Object detection is one of the most praised use cases of artificial intelligence. In simple terms it is an algorithm searching for objects in an image and assigning suitable labels to them. It is sometimes confused with image classification due to their similar use case scenarios. In particular, the goal of object detection is to identify the object and mark its position with a bounding box, while image classification identifies which category the given image belongs to – typically single or multi label classification. Needless to say, the former is more suitable for images that have a few objects of interest in them or if the object constitutes only a small part of the image. Example images below show which tool suits a picture better.
Training object detection models using SentiSight.ai: simple as ABC
Owing to the SentiSight.ai’s image recognition online platform’s user friendly interface and detailed video tutorials, everyone can train a neural network model for object detection! This guide will present all the things you need to know about the process.
Prepare your dataset
First of all, you need to create a new project, then upload and label your images. Notice that you can choose an image-wide label for all images during upload. It will become useful when drawing bounding boxes around objects since the label will be added automatically. If you forgot to do that during the upload, don’t worry! You can achieve the exact same result by selecting all of the images containing the same object and assigning the label as shown below or label them manually afterwards.
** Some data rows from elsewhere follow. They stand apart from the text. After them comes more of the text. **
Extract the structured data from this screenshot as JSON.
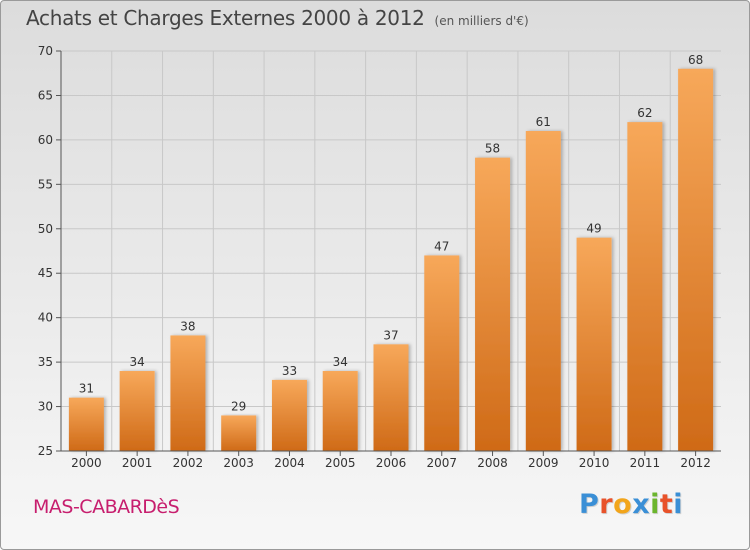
{
  "header": {
    "title": "Achats et Charges Externes 2000 à 2012",
    "subtitle": "(en milliers d'€)"
  },
  "footer": {
    "commune": "MAS-CABARDèS",
    "brand": "Proxiti",
    "brand_letter_colors": [
      "#3a8fd6",
      "#e8522a",
      "#f2a51b",
      "#3a8fd6",
      "#6bb52d",
      "#e8522a",
      "#3a8fd6"
    ]
  },
  "colors": {
    "bar_top": "#f7a85a",
    "bar_bottom": "#cf6a17",
    "axis": "#555555",
    "grid": "#c8c8c8",
    "tick_text": "#333333"
  },
  "chart_data": {
    "type": "bar",
    "title": "Achats et Charges Externes 2000 à 2012",
    "subtitle": "(en milliers d'€)",
    "xlabel": "",
    "ylabel": "",
    "categories": [
      "2000",
      "2001",
      "2002",
      "2003",
      "2004",
      "2005",
      "2006",
      "2007",
      "2008",
      "2009",
      "2010",
      "2011",
      "2012"
    ],
    "values": [
      31,
      34,
      38,
      29,
      33,
      34,
      37,
      47,
      58,
      61,
      49,
      62,
      68
    ],
    "ylim": [
      25,
      70
    ],
    "yticks": [
      25,
      30,
      35,
      40,
      45,
      50,
      55,
      60,
      65,
      70
    ],
    "grid": true
  }
}
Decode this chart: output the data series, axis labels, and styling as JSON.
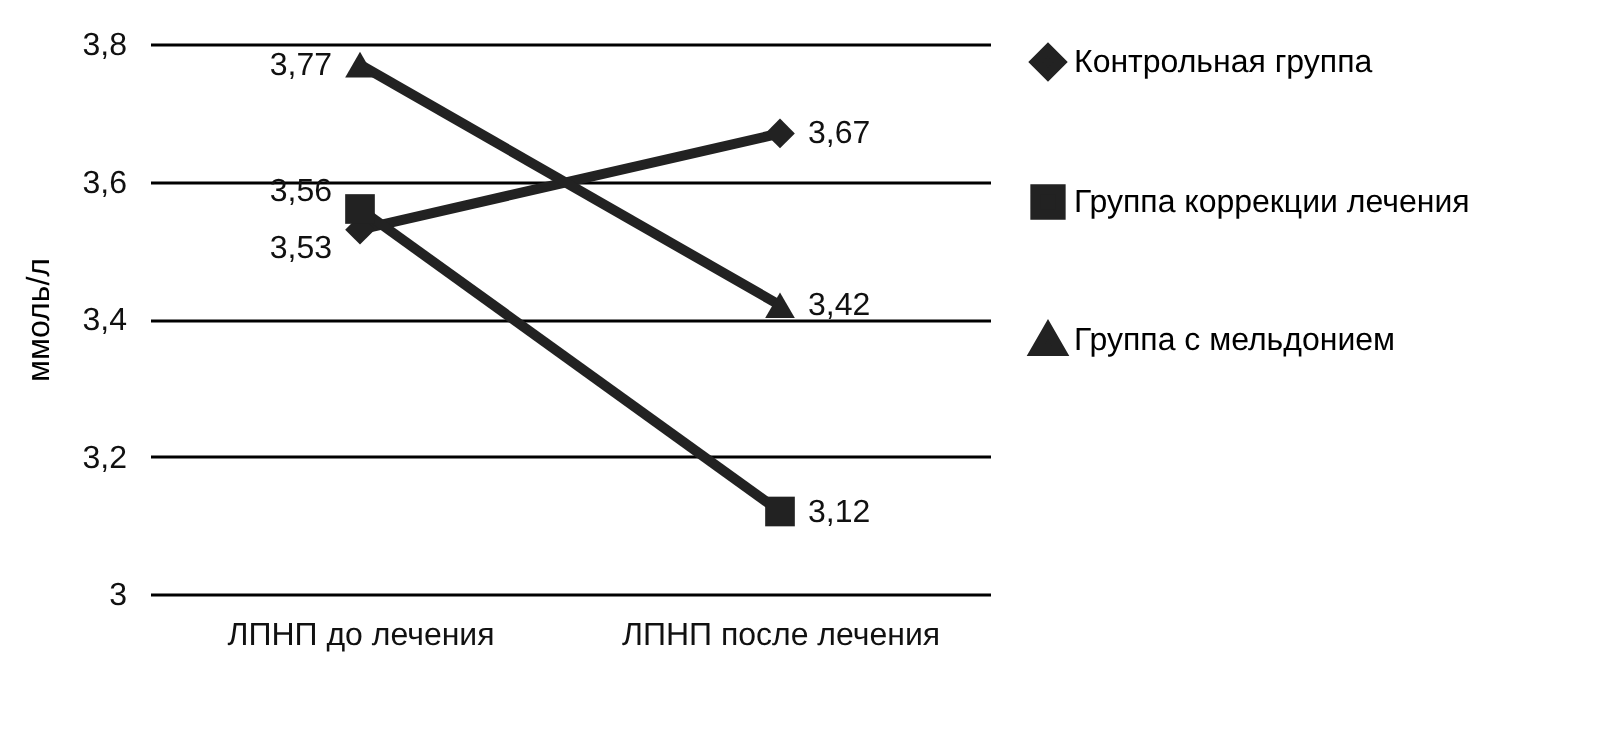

To prepare them for object detection training, select Label images from the panel on your left and start the annotation process by drawing bounding boxes around the object of interest. If you tagged the images beforehand, you do not have to do that in this stage. Otherwise, you will have to enter the label name for each bounding box, a simple process via our user-friendly image annotation tools.
You can easily check whether you missed any images by selecting NOT + Contains object labels in the filtering by type section. Do not forget that to train an object detection model you will need at least 20 diverse images containing the object of your interest’s label.
Train your model
That’s it, you can start training your model now! Go to Train → Object detection and set the training parameters. As a basic user, all you have to set is the training time, although you can leave it at the default value which ranges between 120 to 720 depending on the number of classes you are training on. Please, note that the model might stop training earlier if its performance does not improve for a certain period of time (which can be adjusted in advanced options).
Evaluate and use your model
Once the training process is finished, go to Trained → View training statistics. Here you will find all the information about the model you have trained. The panel is divided into two sections: model performance on the ‘train set’ consisting of the same images on which the model was trained and the ‘validation set’ that consists of the images that are used for an independent model evaluation – these are the images that the model has not seen during the training process. If you would like to view the actual model predictions on images in your dataset, click show predictions. The black bounding box with a top right label defines the ground truth while the colored one – predictions. The intersection over union (IoU) parameter shows how much both of the bounding boxes are overlapping and, depending on the result, marks them as correct or incorrect.
Once you have a trained model, there are three ways of using it. You can use it via web-interface (useful for quick testing), you can make queries via our REST API (cloud-based solution), or you can download it and use it on-premise. You can read more about the model deployment options in our user guide.
Master object detection using SentiSight.ai
Due to our AI-assisted annotation tool, improving your model is now easier than ever. Since it enables iterative labeling, you can use your trained model to predict labels for new images, correct specific ones if needed and repeat the process until you receive the desired result as we explained in the blog post regarding AI-assisted image labeling. If during any of this process’ stages you require some additional help, we provide informative user guides and video tutorials, and a possibility to request a custom project tailored to meet your specific needs. We also offer pre-trained models that could be useful if the objects you need to identify are already included in the list of objects these models were trained on.